A tingle of annoyance swept through her. She didn't know whether to tell Jonathan about her wild imaginings or not. He could not risk appearing suddenly at the laboratory.

 

But then she wasn't afraid of being in the laboratory.

 

"Victoria?" Jonathan said anxiously.

 

"The sweet avenging angel of mercy...? I don't have a clue. Perhaps she was brought along for the sole purpose of hounding me. Maybe not. She's also an excellent snoop."

 

"What if Janellen is ferreting out the secret passage, even now?"

 

"Then Nessa will find a way to stop her. She has changed, Jonathan. She is no longer so innocent and trusting."

 

"Indeed, then you can't bend her to your will?" Jonathan's good humor swiftly vanished, a scowl appearing on his handsome face once again. "This bothers me, this scene you've drawn here. I don't like it that Sheridan arrived with Morray, Janellen, and Hammond."

 

"Hammond even has a slight sense of humor--" Tori began.

 

"Don't trust him," Jonathan reminded her sharply. "After all, Hammond came here with Morray, his expertise being used to undermine you, if I am not mistaken."

 

"He was absorbed in the terminals when I left," Tori agreed.

 

"Sheridan--and two powerful scientists, representative of the City, and a sister," he murmured. Because of the devastation of the signe virus, sisters could now perform the marriage ceremony.

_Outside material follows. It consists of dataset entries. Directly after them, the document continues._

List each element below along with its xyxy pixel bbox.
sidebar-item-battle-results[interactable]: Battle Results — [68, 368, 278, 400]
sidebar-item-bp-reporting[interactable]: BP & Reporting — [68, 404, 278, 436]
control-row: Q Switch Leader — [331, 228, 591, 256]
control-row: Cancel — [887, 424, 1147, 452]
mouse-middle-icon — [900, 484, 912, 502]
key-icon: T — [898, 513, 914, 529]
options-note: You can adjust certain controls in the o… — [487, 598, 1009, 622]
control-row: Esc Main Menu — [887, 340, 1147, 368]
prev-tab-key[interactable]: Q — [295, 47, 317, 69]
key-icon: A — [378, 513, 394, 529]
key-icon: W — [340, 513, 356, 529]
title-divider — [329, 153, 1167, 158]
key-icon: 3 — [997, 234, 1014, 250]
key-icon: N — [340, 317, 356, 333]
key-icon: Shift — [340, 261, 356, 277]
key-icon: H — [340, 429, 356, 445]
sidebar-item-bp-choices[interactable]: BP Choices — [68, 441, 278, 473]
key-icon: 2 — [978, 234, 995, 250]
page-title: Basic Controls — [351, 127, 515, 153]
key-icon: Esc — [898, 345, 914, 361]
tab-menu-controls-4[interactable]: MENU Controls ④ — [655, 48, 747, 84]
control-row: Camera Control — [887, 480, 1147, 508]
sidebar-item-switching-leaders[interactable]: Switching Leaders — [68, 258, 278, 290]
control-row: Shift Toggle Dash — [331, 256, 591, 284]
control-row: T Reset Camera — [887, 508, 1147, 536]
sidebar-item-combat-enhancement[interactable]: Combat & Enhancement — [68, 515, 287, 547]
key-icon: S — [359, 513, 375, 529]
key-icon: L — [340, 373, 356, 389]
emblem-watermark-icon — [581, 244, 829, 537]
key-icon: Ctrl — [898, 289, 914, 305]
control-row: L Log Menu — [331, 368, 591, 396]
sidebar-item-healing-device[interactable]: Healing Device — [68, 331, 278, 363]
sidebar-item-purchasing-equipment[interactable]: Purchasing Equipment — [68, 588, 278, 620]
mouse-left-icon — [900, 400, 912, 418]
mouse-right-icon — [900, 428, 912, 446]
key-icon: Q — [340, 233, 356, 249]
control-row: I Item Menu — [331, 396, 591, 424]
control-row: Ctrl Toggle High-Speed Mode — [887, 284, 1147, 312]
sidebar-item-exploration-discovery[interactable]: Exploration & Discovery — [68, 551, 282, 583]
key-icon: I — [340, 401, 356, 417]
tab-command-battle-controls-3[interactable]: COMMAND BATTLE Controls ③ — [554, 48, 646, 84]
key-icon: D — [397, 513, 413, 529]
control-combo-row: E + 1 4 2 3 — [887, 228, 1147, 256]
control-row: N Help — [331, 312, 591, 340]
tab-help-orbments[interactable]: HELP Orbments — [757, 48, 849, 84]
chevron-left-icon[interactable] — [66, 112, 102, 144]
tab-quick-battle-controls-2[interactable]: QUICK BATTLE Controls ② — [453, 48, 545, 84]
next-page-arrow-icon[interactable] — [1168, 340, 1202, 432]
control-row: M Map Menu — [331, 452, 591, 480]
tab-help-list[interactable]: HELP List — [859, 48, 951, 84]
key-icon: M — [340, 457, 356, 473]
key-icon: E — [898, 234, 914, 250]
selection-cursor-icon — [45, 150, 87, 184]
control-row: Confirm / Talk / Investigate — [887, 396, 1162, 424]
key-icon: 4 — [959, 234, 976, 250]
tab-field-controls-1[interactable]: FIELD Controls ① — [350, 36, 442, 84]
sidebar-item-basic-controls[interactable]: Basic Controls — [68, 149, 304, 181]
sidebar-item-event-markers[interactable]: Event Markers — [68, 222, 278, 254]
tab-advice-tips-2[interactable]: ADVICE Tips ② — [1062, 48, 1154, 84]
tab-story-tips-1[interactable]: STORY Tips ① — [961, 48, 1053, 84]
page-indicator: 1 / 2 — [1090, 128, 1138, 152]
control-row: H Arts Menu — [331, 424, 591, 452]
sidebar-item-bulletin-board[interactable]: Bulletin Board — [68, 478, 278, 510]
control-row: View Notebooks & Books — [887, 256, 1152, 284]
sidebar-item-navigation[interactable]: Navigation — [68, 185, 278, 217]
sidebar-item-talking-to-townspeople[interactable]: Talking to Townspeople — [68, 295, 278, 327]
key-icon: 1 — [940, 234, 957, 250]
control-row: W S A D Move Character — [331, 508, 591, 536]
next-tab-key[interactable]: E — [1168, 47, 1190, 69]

She knew he had come to her own conclusions. "Tori, there is more going on here than you could possibly guess."

 

She nodded, trying not to appear frightened. She wiped the palms of her hands on her pant legs. "Oh, I think I've guessed it all."

 

"Sheridan wants access to your files and control of your laboratory. He wants to know what you discovered that has caused the immense cover-up he thinks you instigated."

 

"I didn't instigate anything. Something occurred at level three clearance and neither Nessa or myself can figure out what happened," she informed him.

 

"But you still have tremendous backing within the City. Tori, there are men in the assembly who admired your father immensely. Sheridan wants these men behind him. He plans to use this new scare to take over the council. If he holds your laboratory, he will have an excellent place from which to parley or from which to sort out the weak from the strong. Tori, he intends to force you into marriage."